One of them, Petra Diamonds, noted that prices of rough diamonds dropped by around 9% in the last half of 2014. The company cut its full-year price forecast for its South African diamonds from $152 per carat to $130.
Here’s what’s going on: Miners like Petra sell rough stones to companies that cut and polish them. But cutters and polishers are starved for cash. And their struggle to access the money they need to pay for diamonds is driving prices down.
A big part the funding shortage is due to the closure of the Antwerp Diamond Bank in late 2014. Belgium is one of the world’s biggest diamond trading hubs and the bank was a major lender to the industry.
Falling rough diamond prices won’t automatically translate to cheaper engagement rings.

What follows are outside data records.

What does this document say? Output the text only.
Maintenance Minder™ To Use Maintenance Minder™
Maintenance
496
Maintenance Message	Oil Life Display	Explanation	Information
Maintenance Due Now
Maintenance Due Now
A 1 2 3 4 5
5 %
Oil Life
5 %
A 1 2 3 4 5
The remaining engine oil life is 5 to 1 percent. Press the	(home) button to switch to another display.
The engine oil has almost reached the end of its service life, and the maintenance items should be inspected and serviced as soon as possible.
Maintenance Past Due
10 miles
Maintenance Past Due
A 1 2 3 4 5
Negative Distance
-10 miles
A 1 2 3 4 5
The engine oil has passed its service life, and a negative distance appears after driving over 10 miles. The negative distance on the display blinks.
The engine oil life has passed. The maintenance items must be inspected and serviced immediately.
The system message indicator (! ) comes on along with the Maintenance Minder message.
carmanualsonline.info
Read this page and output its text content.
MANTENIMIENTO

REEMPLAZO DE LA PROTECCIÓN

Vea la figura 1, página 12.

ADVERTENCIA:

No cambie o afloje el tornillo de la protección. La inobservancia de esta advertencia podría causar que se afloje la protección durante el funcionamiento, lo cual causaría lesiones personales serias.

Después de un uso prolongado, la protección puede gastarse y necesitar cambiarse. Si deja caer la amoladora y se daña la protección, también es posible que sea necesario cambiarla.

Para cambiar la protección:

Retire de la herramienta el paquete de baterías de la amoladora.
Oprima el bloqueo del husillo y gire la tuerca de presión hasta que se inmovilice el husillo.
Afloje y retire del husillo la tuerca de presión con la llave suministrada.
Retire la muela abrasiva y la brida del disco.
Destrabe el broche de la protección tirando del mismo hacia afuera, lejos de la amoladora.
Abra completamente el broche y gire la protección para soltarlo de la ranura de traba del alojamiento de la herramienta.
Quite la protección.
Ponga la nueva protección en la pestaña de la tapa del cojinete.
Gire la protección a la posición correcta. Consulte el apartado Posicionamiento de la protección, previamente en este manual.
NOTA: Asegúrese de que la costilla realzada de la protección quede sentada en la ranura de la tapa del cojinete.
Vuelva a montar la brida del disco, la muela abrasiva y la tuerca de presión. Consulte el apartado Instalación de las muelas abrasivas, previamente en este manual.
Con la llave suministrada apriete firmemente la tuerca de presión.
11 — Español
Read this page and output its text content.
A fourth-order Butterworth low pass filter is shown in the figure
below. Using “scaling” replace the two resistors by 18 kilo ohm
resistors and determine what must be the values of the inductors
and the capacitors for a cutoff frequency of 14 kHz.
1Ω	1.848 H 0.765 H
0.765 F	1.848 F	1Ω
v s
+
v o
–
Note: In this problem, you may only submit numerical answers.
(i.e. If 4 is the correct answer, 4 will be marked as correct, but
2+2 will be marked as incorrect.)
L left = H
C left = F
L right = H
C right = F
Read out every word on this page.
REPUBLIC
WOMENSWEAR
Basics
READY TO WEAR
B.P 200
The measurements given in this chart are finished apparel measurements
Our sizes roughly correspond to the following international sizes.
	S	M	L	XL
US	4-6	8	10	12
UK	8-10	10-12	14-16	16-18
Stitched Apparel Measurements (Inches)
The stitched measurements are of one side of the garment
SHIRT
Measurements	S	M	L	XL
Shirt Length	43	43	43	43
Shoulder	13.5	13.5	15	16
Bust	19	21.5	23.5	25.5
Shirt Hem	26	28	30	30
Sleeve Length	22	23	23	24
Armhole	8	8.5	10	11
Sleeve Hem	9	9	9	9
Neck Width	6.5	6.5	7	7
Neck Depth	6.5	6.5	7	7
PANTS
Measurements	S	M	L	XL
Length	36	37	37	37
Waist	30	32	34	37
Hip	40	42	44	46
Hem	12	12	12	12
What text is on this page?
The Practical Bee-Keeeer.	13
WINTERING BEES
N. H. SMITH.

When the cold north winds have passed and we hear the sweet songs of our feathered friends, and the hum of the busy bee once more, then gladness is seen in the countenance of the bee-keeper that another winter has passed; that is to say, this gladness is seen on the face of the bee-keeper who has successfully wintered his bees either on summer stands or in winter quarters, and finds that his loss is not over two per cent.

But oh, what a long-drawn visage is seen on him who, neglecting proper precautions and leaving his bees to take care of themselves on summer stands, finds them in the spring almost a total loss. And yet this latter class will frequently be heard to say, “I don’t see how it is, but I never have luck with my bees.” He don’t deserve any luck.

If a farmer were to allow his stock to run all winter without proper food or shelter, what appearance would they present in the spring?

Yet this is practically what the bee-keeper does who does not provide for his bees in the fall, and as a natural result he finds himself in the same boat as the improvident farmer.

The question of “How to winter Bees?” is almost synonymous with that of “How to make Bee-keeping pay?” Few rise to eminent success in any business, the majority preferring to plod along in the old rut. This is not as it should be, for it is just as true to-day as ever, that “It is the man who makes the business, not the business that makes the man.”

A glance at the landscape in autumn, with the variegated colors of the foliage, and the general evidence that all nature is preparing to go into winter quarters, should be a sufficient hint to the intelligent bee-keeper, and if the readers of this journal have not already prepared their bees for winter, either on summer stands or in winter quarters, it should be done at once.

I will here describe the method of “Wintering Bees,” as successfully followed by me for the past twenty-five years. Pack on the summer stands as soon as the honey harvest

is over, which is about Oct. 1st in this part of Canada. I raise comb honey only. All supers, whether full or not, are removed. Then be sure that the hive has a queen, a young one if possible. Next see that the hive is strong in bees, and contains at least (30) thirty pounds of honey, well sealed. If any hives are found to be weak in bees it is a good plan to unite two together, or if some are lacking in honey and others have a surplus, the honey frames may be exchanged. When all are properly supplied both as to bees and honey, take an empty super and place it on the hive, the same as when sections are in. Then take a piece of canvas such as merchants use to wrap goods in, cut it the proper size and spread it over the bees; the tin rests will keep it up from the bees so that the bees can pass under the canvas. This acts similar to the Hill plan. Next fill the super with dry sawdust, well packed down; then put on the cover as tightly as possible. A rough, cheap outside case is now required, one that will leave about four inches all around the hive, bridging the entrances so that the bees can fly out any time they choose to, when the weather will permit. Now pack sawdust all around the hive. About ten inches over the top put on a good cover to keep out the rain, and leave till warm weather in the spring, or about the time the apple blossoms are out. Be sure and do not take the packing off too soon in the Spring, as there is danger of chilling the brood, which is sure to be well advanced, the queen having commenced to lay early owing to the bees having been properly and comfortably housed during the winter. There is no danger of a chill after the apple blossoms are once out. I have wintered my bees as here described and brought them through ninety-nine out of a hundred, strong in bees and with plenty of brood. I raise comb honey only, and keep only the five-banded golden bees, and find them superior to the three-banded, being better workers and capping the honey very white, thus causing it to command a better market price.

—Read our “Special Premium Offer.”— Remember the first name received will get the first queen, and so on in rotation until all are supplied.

Ben Davis, mining analyst at Liberum in London, likened it to the recent drop in crude oil prices: It takes time to bring relief to drivers at the gas pump.
However, retail prices could drop if stores have to start discounting because of an unrelated trend: increasing demand for colored stones over diamonds.
“As [retailers] try and become more competitive you might see some reductions,” said Davis, adding that diamond demand is always at the mercy of fashion.
“It doesn’t help when Kate Middleton gets a big sapphire,” he said.
Jewelers across the U.S. are reporting an increase in couples looking for alternatives to diamonds for engagement rings, including gemstones and bands. People have also been more drawn to other precious stones to avoid conflict diamonds.
And the slowing global economy is another headache for high-end jewelers as consumers trim spending. Tiffany was an early victim of bleak economic conditions, registering disappointing holiday sales.